The memo, headlined, "Hillary Clinton (D-Punjab)'s Personal Financial and Political Ties to India," was prepared by Obama's opposition research department and distributed to reporters last week in exchange for a promise that they not reveal where it came from, a common practice by campaigns. The memo documented relationships between Indian Americans and Clinton, and noted that her husband, former President Clinton, had accepted speaking fees from Cisco, a firm that has been criticized for moving U.S. jobs to India. It noted Sen. Clinton's ties to a consulting firm that assists U.S. companies in moving jobs to India and other countries.
The reference to the northern Indian state of Punjab alluded to comments in which Clinton joked with guests at a 2006 fundraiser held by an Indian American supporter that her popularity meant she could "certainly run for the Senate seat in Punjab and win easily."
The memo, which became public after it was obtained by the Clinton campaign, drew criticism from Indian American groups who complained that it played on stereotypes. One group with close ties to Obama's campaign, South Asians for Obama, posted a scathing note on its website late Sunday saying its members were "shocked and dismayed."
"The main thing people have a problem with is the implication that having ties to the Indian American community, that fundraising from Indian Americans in the United States, is a problem," group spokesman Dave Kumar said. "It goes against the inclusive nature of the campaign."

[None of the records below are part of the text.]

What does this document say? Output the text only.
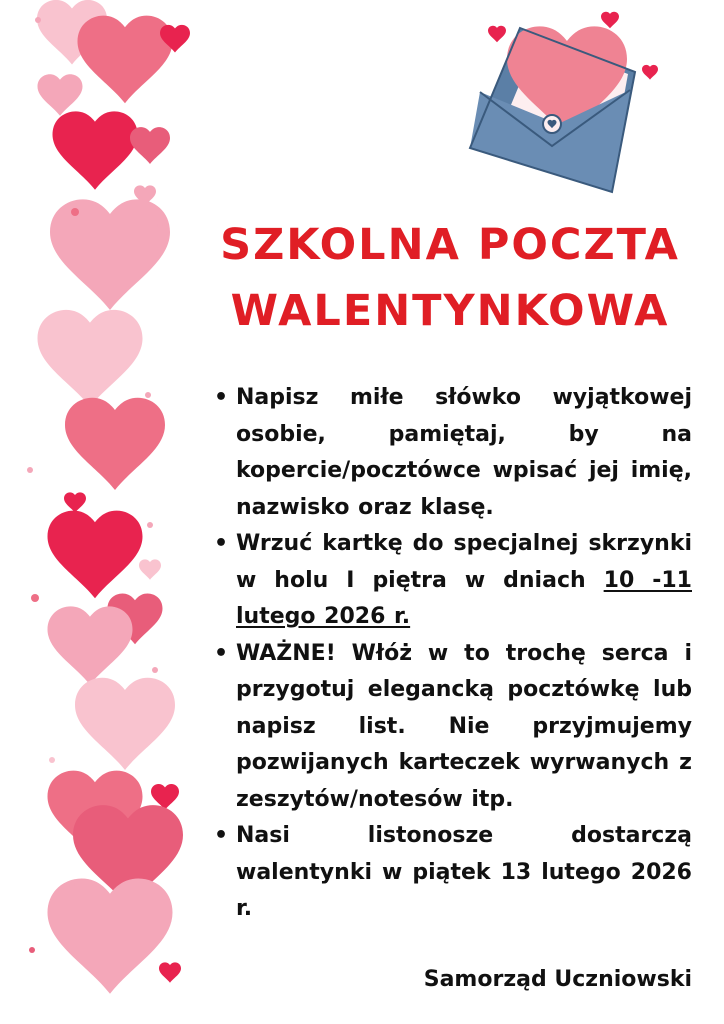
SZKOLNA POCZTA
WALENTYNKOWA
• Napisz miłe słówko wyjątkowej osobie, pamiętaj, by na kopercie/pocztówce wpisać jej imię, nazwisko oraz klasę.
• Wrzuć kartkę do specjalnej skrzynki w holu I piętra w dniach 10 -11 lutego 2026 r.
• WAŻNE! Włóż w to trochę serca i przygotuj elegancką pocztówkę lub napisz list. Nie przyjmujemy pozwijanych karteczek wyrwanych z zeszytów/notesów itp.
• Nasi listonosze dostarczą walentynki w piątek 13 lutego 2026 r.
Samorząd Uczniowski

The memo was notable because Obama had premised his candidacy on rising above the "slash and burn politics that have become the custom in Washington."

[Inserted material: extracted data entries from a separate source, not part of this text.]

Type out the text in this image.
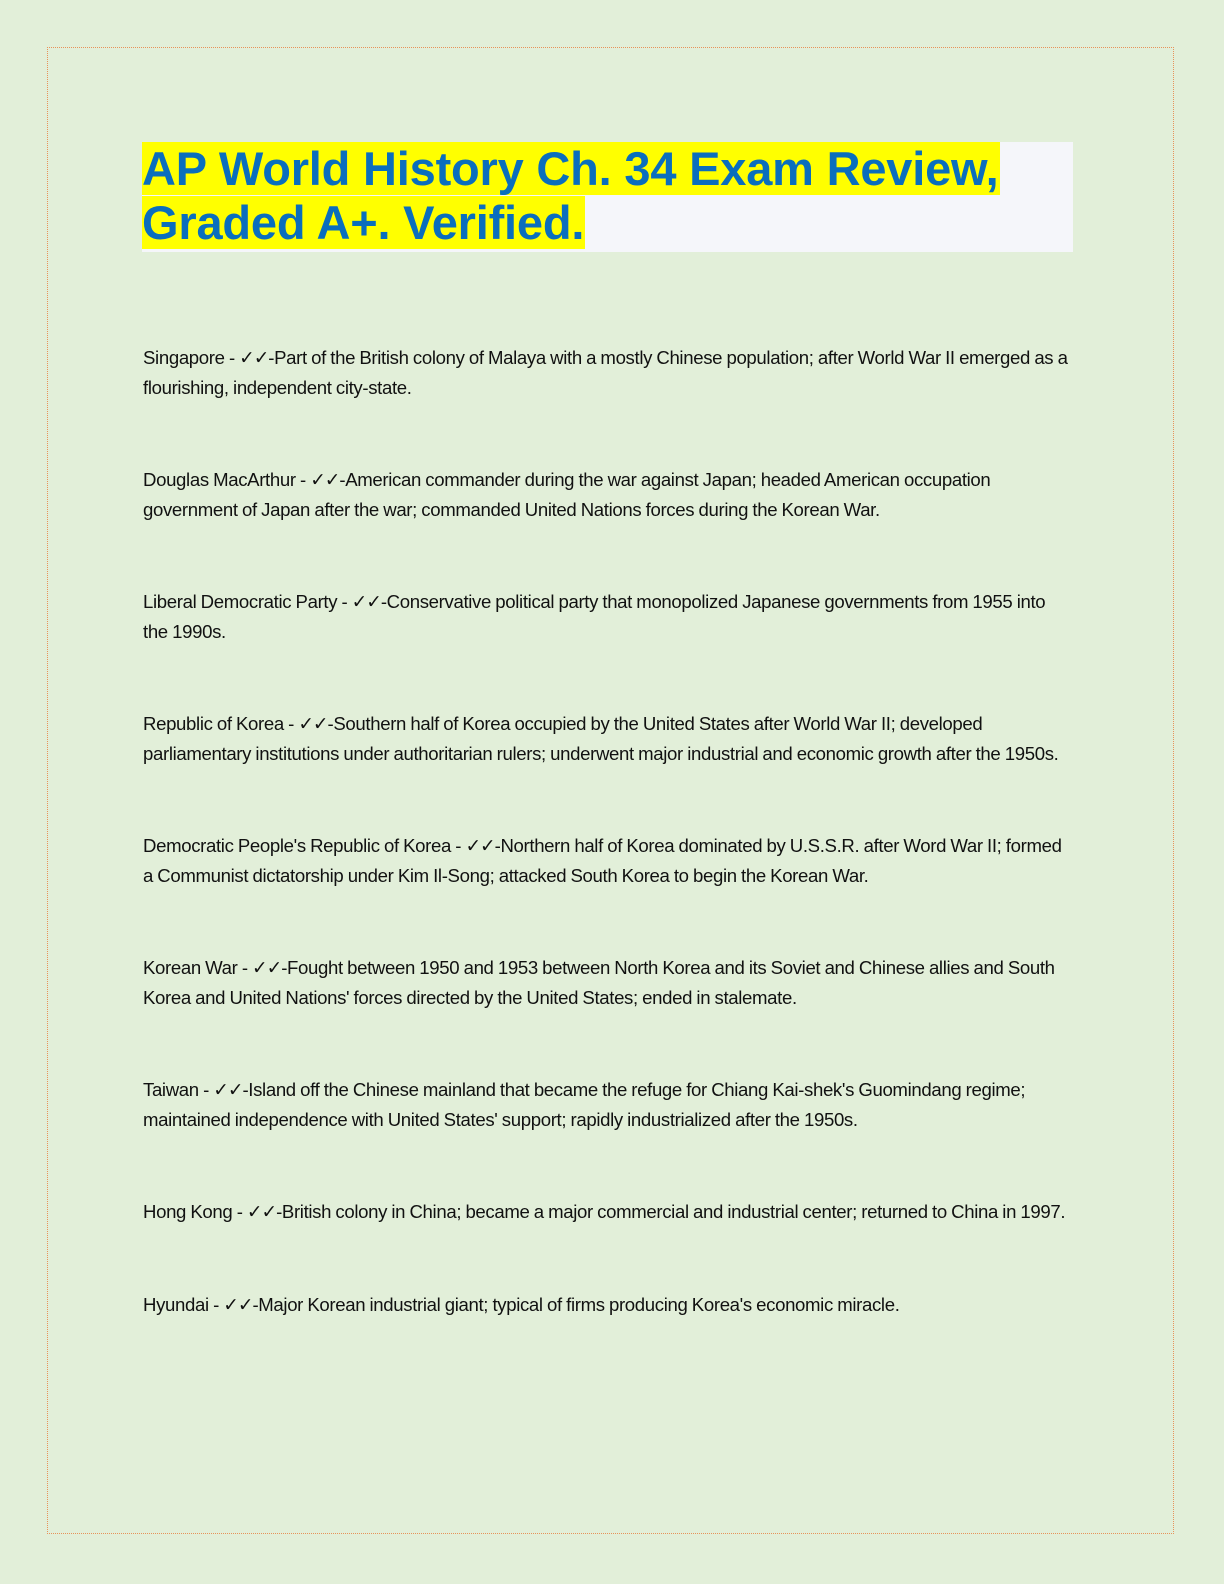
AP World History Ch. 34 Exam Review,
Graded A+. Verified.

Singapore - ✓✓-Part of the British colony of Malaya with a mostly Chinese population; after World War II emerged as a flourishing, independent city-state.

Douglas MacArthur - ✓✓-American commander during the war against Japan; headed American occupation government of Japan after the war; commanded United Nations forces during the Korean War.

Liberal Democratic Party - ✓✓-Conservative political party that monopolized Japanese governments from 1955 into the 1990s.

Republic of Korea - ✓✓-Southern half of Korea occupied by the United States after World War II; developed parliamentary institutions under authoritarian rulers; underwent major industrial and economic growth after the 1950s.

Democratic People's Republic of Korea - ✓✓-Northern half of Korea dominated by U.S.S.R. after Word War II; formed a Communist dictatorship under Kim Il-Song; attacked South Korea to begin the Korean War.

Korean War - ✓✓-Fought between 1950 and 1953 between North Korea and its Soviet and Chinese allies and South Korea and United Nations' forces directed by the United States; ended in stalemate.

Taiwan - ✓✓-Island off the Chinese mainland that became the refuge for Chiang Kai-shek's Guomindang regime; maintained independence with United States' support; rapidly industrialized after the 1950s.

Hong Kong - ✓✓-British colony in China; became a major commercial and industrial center; returned to China in 1997.

Hyundai - ✓✓-Major Korean industrial giant; typical of firms producing Korea's economic miracle.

The flap was the latest in a series of missteps by Obama's campaign as the first-term senator and former Illinois state senator, in challenging Clinton, attempts to overtake a savvy candidate backed by one of the most potent national political machines in history.

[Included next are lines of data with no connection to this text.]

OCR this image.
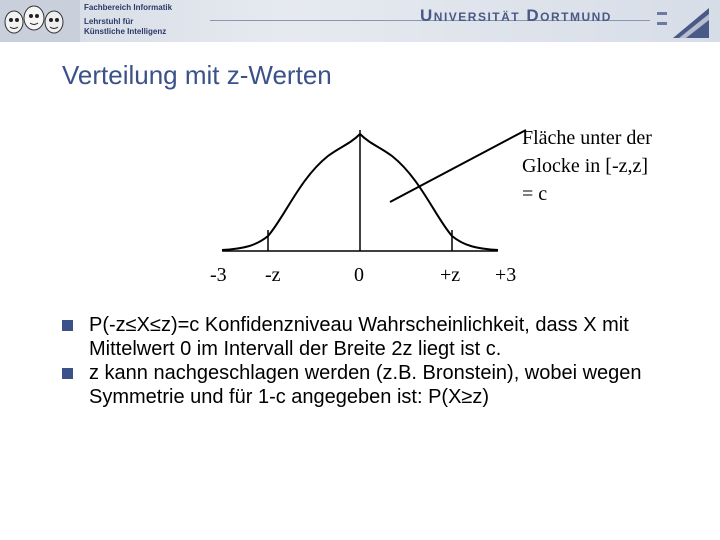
Fachbereich Informatik
Lehrstuhl für
Künstliche Intelligenz
Universität Dortmund
Verteilung mit z-Werten
Fläche unter der
Glocke in [-z,z]
= c
-3 -z	0	+z +3
P(-z≤X≤z)=c Konfidenzniveau Wahrscheinlichkeit, dass X mit Mittelwert 0 im Intervall der Breite 2z liegt ist c.
z kann nachgeschlagen werden (z.B. Bronstein), wobei wegen Symmetrie und für 1-c angegeben ist: P(X≥z)
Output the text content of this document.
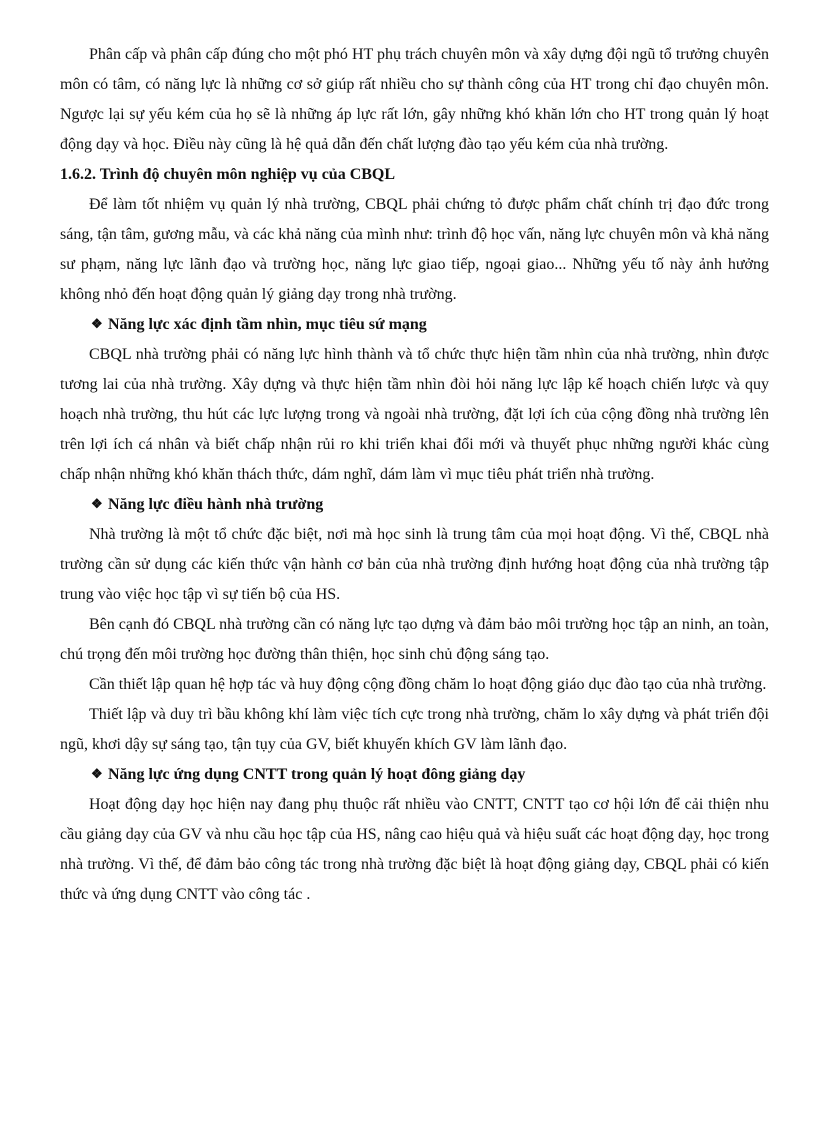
Phân cấp và phân cấp đúng cho một phó HT phụ trách chuyên môn và xây dựng đội ngũ tổ trưởng chuyên môn có tâm, có năng lực là những cơ sở giúp rất nhiều cho sự thành công của HT trong chỉ đạo chuyên môn. Ngược lại sự yếu kém của họ sẽ là những áp lực rất lớn, gây những khó khăn lớn cho HT trong quản lý hoạt động dạy và học. Điều này cũng là hệ quả dẫn đến chất lượng đào tạo yếu kém của nhà trường.

1.6.2. Trình độ chuyên môn nghiệp vụ của CBQL

Để làm tốt nhiệm vụ quản lý nhà trường, CBQL phải chứng tỏ được phẩm chất chính trị đạo đức trong sáng, tận tâm, gương mẫu, và các khả năng của mình như: trình độ học vấn, năng lực chuyên môn và khả năng sư phạm, năng lực lãnh đạo và trường học, năng lực giao tiếp, ngoại giao... Những yếu tố này ảnh hưởng không nhỏ đến hoạt động quản lý giảng dạy trong nhà trường.

❖ Năng lực xác định tầm nhìn, mục tiêu sứ mạng

CBQL nhà trường phải có năng lực hình thành và tổ chức thực hiện tầm nhìn của nhà trường, nhìn được tương lai của nhà trường. Xây dựng và thực hiện tầm nhìn đòi hỏi năng lực lập kế hoạch chiến lược và quy hoạch nhà trường, thu hút các lực lượng trong và ngoài nhà trường, đặt lợi ích của cộng đồng nhà trường lên trên lợi ích cá nhân và biết chấp nhận rủi ro khi triển khai đổi mới và thuyết phục những người khác cùng chấp nhận những khó khăn thách thức, dám nghĩ, dám làm vì mục tiêu phát triển nhà trường.

❖ Năng lực điều hành nhà trường

Nhà trường là một tổ chức đặc biệt, nơi mà học sinh là trung tâm của mọi hoạt động. Vì thế, CBQL nhà trường cần sử dụng các kiến thức vận hành cơ bản của nhà trường định hướng hoạt động của nhà trường tập trung vào việc học tập vì sự tiến bộ của HS.

Bên cạnh đó CBQL nhà trường cần có năng lực tạo dựng và đảm bảo môi trường học tập an ninh, an toàn, chú trọng đến môi trường học đường thân thiện, học sinh chủ động sáng tạo.

Cần thiết lập quan hệ hợp tác và huy động cộng đồng chăm lo hoạt động giáo dục đào tạo của nhà trường.

Thiết lập và duy trì bầu không khí làm việc tích cực trong nhà trường, chăm lo xây dựng và phát triển đội ngũ, khơi dậy sự sáng tạo, tận tụy của GV, biết khuyến khích GV làm lãnh đạo.

❖ Năng lực ứng dụng CNTT trong quản lý hoạt đông giảng dạy

Hoạt động dạy học hiện nay đang phụ thuộc rất nhiều vào CNTT, CNTT tạo cơ hội lớn để cải thiện nhu cầu giảng dạy của GV và nhu cầu học tập của HS, nâng cao hiệu quả và hiệu suất các hoạt động dạy, học trong nhà trường. Vì thế, để đảm bảo công tác trong nhà trường đặc biệt là hoạt động giảng dạy, CBQL phải có kiến thức và ứng dụng CNTT vào công tác .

Kumar said his group was satisfied that Obama was genuinely upset about the memo's content and caught unawares by its distribution. By late Monday, the Obama letter was posted on the group's website.
The controversy foreshadowed potential complications for both him and Clinton on a major debate unfolding in the Democratic primary: outsourcing of U.S. jobs.
As both candidates seek to raise money from influential Indian Americans and U.S. firms that have moved jobs abroad, both also are wooing support from labor unions that are demanding protections against further efforts to shift jobs overseas.